Empire that struck oil and spread everywhere
(First Edition)
LORD Blakenham liked to call the Pearson empire a 'concentrated conglomerate'. Others called it a collection of rich men's playthings, writes Russell Hotten. The sprawling 150-year-old company earned the label 'conglomerate' long before the term became fashionable.
Before the Second World War Pearson owned companies involved in oil, engineering, banking and newspapers. It has added an odd mix of interests, including Alton Towers and Warwick Castle, the publishers Longman and Penguin and Royal Doulton fine china.

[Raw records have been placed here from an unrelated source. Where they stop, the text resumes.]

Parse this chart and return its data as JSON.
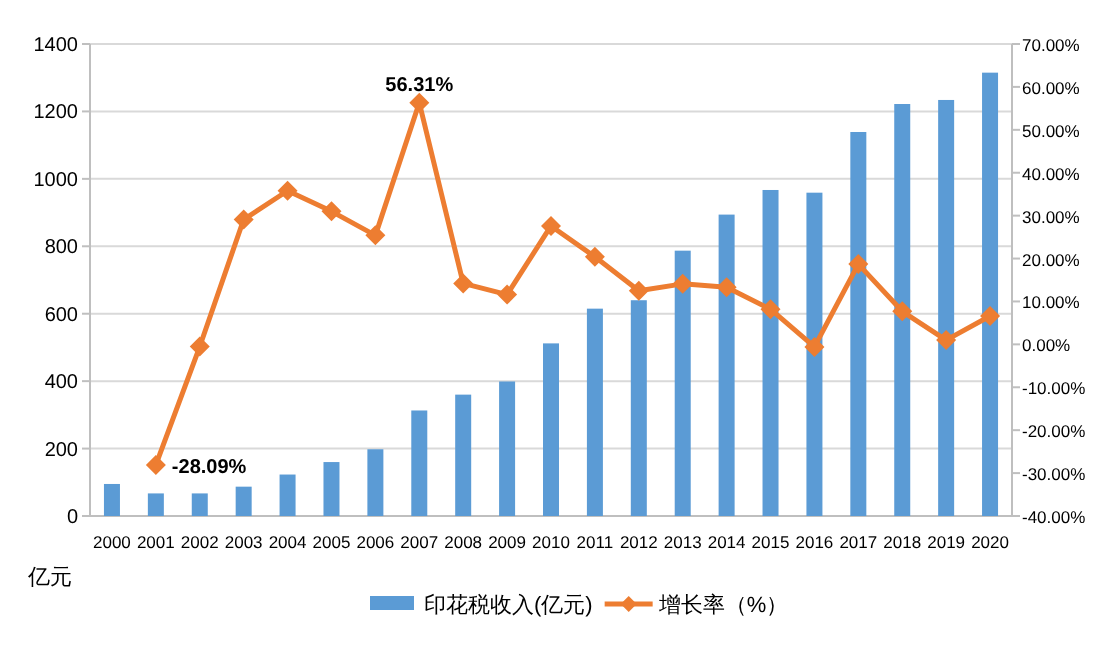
{
  "chart_data": {
    "type": "bar",
    "ylabel": "亿元",
    "categories": [
      "2000",
      "2001",
      "2002",
      "2003",
      "2004",
      "2005",
      "2006",
      "2007",
      "2008",
      "2009",
      "2010",
      "2011",
      "2012",
      "2013",
      "2014",
      "2015",
      "2016",
      "2017",
      "2018",
      "2019",
      "2020"
    ],
    "series": [
      {
        "name": "印花税收入(亿元)",
        "color": "#5b9bd5",
        "values": [
          95,
          67,
          67,
          87,
          123,
          160,
          198,
          313,
          360,
          399,
          512,
          615,
          640,
          787,
          894,
          967,
          959,
          1139,
          1222,
          1234,
          1315
        ]
      },
      {
        "name": "增长率（%）",
        "type": "line",
        "axis": "y2",
        "color": "#ed7d31",
        "marker": "diamond",
        "values": [
          null,
          -28.09,
          -0.5,
          29.1,
          35.8,
          31.0,
          25.4,
          56.31,
          14.2,
          11.6,
          27.6,
          20.4,
          12.5,
          14.1,
          13.3,
          8.2,
          -0.6,
          18.7,
          7.7,
          1.0,
          6.6
        ],
        "value_labels": [
          null,
          "-28.09%",
          null,
          null,
          null,
          null,
          null,
          "56.31%",
          null,
          null,
          null,
          null,
          null,
          null,
          null,
          null,
          null,
          null,
          null,
          null,
          null
        ]
      }
    ],
    "ylim": [
      0,
      1400
    ],
    "yticks": [
      0,
      200,
      400,
      600,
      800,
      1000,
      1200,
      1400
    ],
    "y2lim": [
      -40,
      70
    ],
    "y2ticks": [
      {
        "value": -40,
        "label": "-40.00%"
      },
      {
        "value": -30,
        "label": "-30.00%"
      },
      {
        "value": -20,
        "label": "-20.00%"
      },
      {
        "value": -10,
        "label": "-10.00%"
      },
      {
        "value": 0,
        "label": "0.00%"
      },
      {
        "value": 10,
        "label": "10.00%"
      },
      {
        "value": 20,
        "label": "20.00%"
      },
      {
        "value": 30,
        "label": "30.00%"
      },
      {
        "value": 40,
        "label": "40.00%"
      },
      {
        "value": 50,
        "label": "50.00%"
      },
      {
        "value": 60,
        "label": "60.00%"
      },
      {
        "value": 70,
        "label": "70.00%"
      }
    ],
    "grid": "y",
    "legend": "bottom"
  }
}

The company began in 1844 when Samuel Pearson became a partner at a small Yorkshire building firm. Under his son, Weetman, S Pearson & Son became the world's largest building contractor. But the family fortunes were made when Weetman visited Texas during the discovery of oil in 1901. He impulsively cabled his man in Mexico to buy up thousands of acres of land there, and he too discovered oil.
In 1919, by now Viscount Cowdray, he sold the oil business to Royal Dutch Shell and invested the proceeds in Lazard Brothers and the Westminster Gazette. This was the basis for Pearson's expansion of the Westminster Press chain of provincial newspapers.
In 1927, under Viscount Cowdray's son, Clive, Pearson bought British Airways, a small domestic airline which was compulsorily acquired by the Government when war broke out. The third Lord Cowdray became chairman in 1954, buying Royal Doulton, Chateau Latour, Penguin, and the Financial Times. Pearson, which he took to the market in 1969, is now worth pounds 2.5bn.
Lord Blakenham, grandson of the second Viscount Cowdray, became chairman in 1983. Since then Pearson has focused more on a limited number of chosen business areas.
About pounds 1.6bn has been invested in core activities and the strengthening of Pearson's position in information and entertainment. Disposals have included the Chateau Latour vineyard and interests in building products, sanitary ware, film production, glass and engineering.